P014. The inflammasome induces macrophage-mediated disruption of the epithelial barrier
D. Lissner1, M. Schumann1, L.-I. Kredel1, A. Batra1, T. Stroh1, A. Kühl1, B. Siegmund1, 1Charité – Universitätsmedizin Berlin, Gastroenterologie/Infektiologie/Rheumatologie, Berlin, Germany
The inflammasome with its two sharply regulated cytokines Interleukin-1β (IL-1β) and IL-18 is crucial for the maintenance of intestinal homeostasis. In this study, we wanted to examine the relevance of inflammasome-mediated pathways on disruption of the epithelial barrier through pro-inflammatory macrophage subtypes.
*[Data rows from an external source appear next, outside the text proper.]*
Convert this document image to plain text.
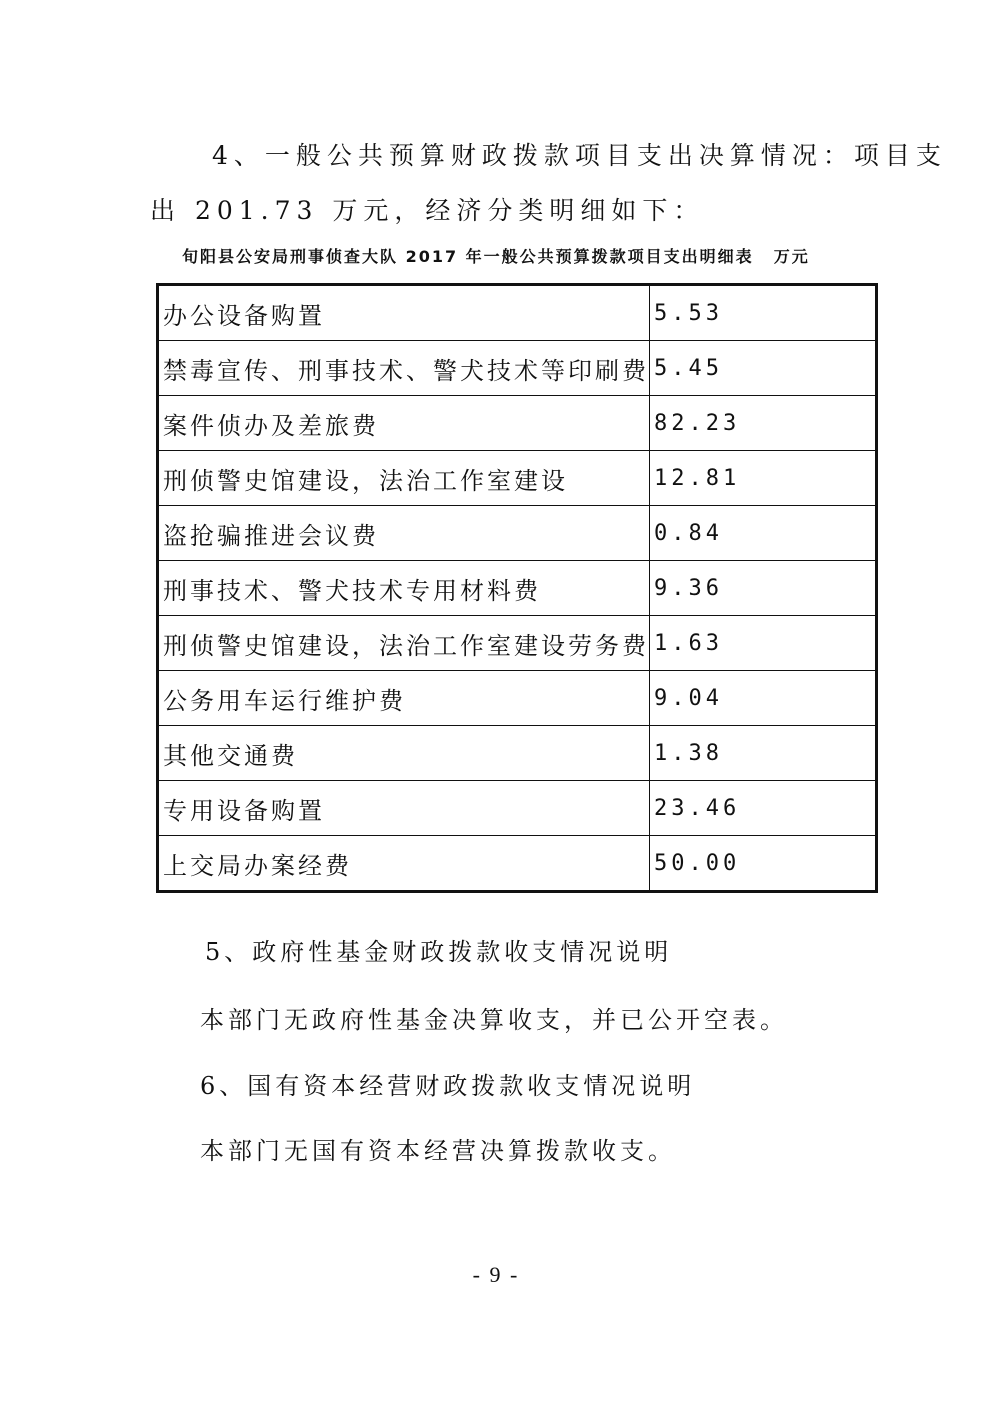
4、一般公共预算财政拨款项目支出决算情况：项目支

出 201.73 万元，经济分类明细如下：

旬阳县公安局刑事侦查大队 2017 年一般公共预算拨款项目支出明细表 万元
办公设备购置	5.53
禁毒宣传、刑事技术、警犬技术等印刷费	5.45
案件侦办及差旅费	82.23
刑侦警史馆建设，法治工作室建设	12.81
盗抢骗推进会议费	0.84
刑事技术、警犬技术专用材料费	9.36
刑侦警史馆建设，法治工作室建设劳务费	1.63
公务用车运行维护费	9.04
其他交通费	1.38
专用设备购置	23.46
上交局办案经费	50.00

5、政府性基金财政拨款收支情况说明

本部门无政府性基金决算收支，并已公开空表。

6、国有资本经营财政拨款收支情况说明

本部门无国有资本经营决算拨款收支。

- 9 -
Unpolarized macrophages (M0) were isolated from human peripheral blood and polarized into M1- and M2-macrophages. The cells were stimulated by the addition of lipopolysaccharide (LPS). The influence of these cells types on epithelial integrity was analyzed using resistance measurements on different epithelial cell lines (Caco-2, T-84, HT-29/B6). Cytokine concentration was measured using cytometric bead array. Inhibition of IL-1β and IL-18 was performed using anakinra, a specific IL-1β receptor antagonist (15 µg/ml), or a specific monoclonal IL-18 antibody (1 µg/ml, MBL, Woburn, MA), respectively.
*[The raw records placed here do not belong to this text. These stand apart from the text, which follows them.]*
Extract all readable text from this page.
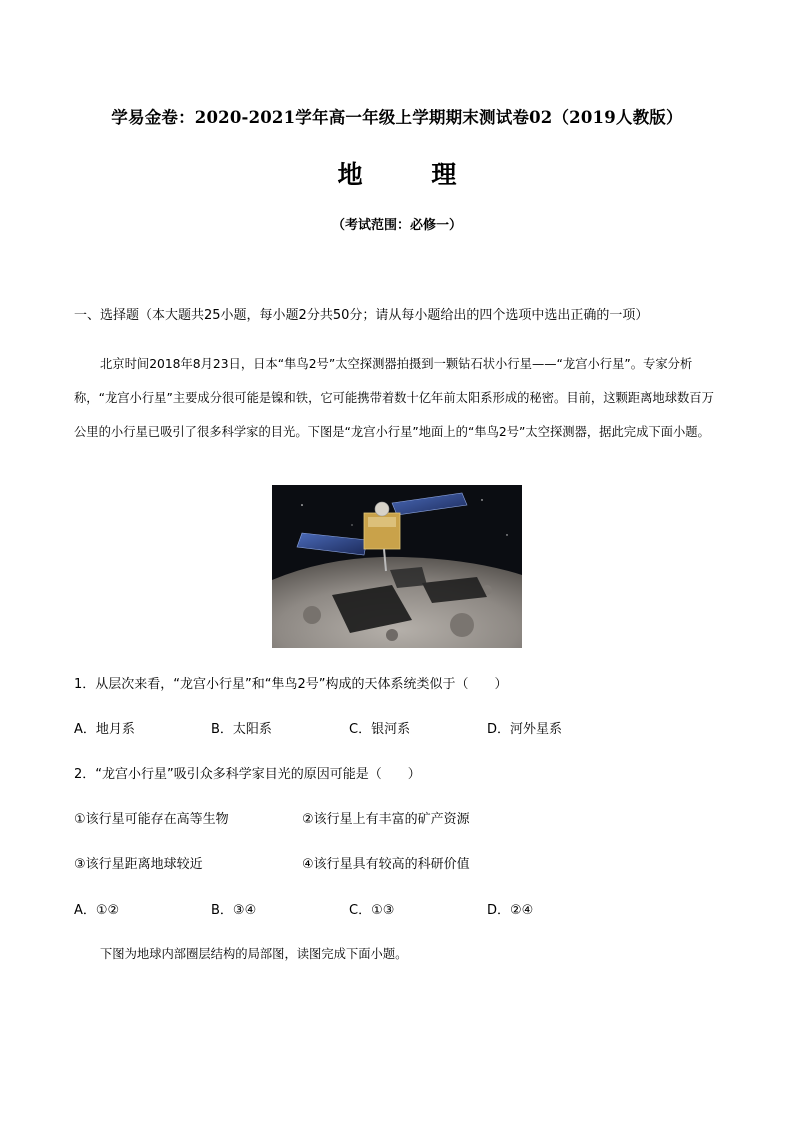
学易金卷：2020-2021学年高一年级上学期期末测试卷02（2019人教版）
地 理
（考试范围：必修一）
一、选择题（本大题共25小题，每小题2分共50分；请从每小题给出的四个选项中选出正确的一项）
北京时间2018年8月23日，日本“隼鸟2号”太空探测器拍摄到一颗钻石状小行星——“龙宫小行星”。专家分析称，“龙宫小行星”主要成分很可能是镍和铁，它可能携带着数十亿年前太阳系形成的秘密。目前，这颗距离地球数百万公里的小行星已吸引了很多科学家的目光。下图是“龙宫小行星”地面上的“隼鸟2号”太空探测器，据此完成下面小题。
1．从层次来看，“龙宫小行星”和“隼鸟2号”构成的天体系统类似于（　　）
A．地月系	B．太阳系	C．银河系	D．河外星系
2．“龙宫小行星”吸引众多科学家目光的原因可能是（　　）
①该行星可能存在高等生物	②该行星上有丰富的矿产资源
③该行星距离地球较近	④该行星具有较高的科研价值
A．①②	B．③④	C．①③	D．②④
下图为地球内部圈层结构的局部图，读图完成下面小题。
M0-macrophages as well as M1-polarized macrophages caused a massive decrease in epithelial resistance of epithelial cell layers of all subtypes, compared to M2-macrophages. This was further amplified by the addition of LPS. Staining of the epithelial cell layers revealed deregulation of various tight junction proteins (Claudin-1, Claudin-2, Zonula occludens-1) as well as induction of apoptosis in epithelial cells. M0-macrophages predominantly expressed IL-1β and IL-18, which was hardly found in the supernatants of polarized macrophages. M1-macrophages expressed high concentrations of TNF α, whereas the predominant cytokine for M2-macrophages was IL-10. The effect of M0-macrophages on the epithelial cell layer was significantly reduced by inhibition of IL-18, which was not seen for polarized macrophages. The inhibition of IL-1β by anakinra caused a trend in improvement of the epithelial damage caused by M0-macrophages. Again, this was not seen for the polarized macrophages subtypes.
M0- and M1-macrophages are capable of disrupting the epithelial barrier. For M0-macrophages, this is mediated through activation of the inflammasome, as suggested by cytokine inhibition studies.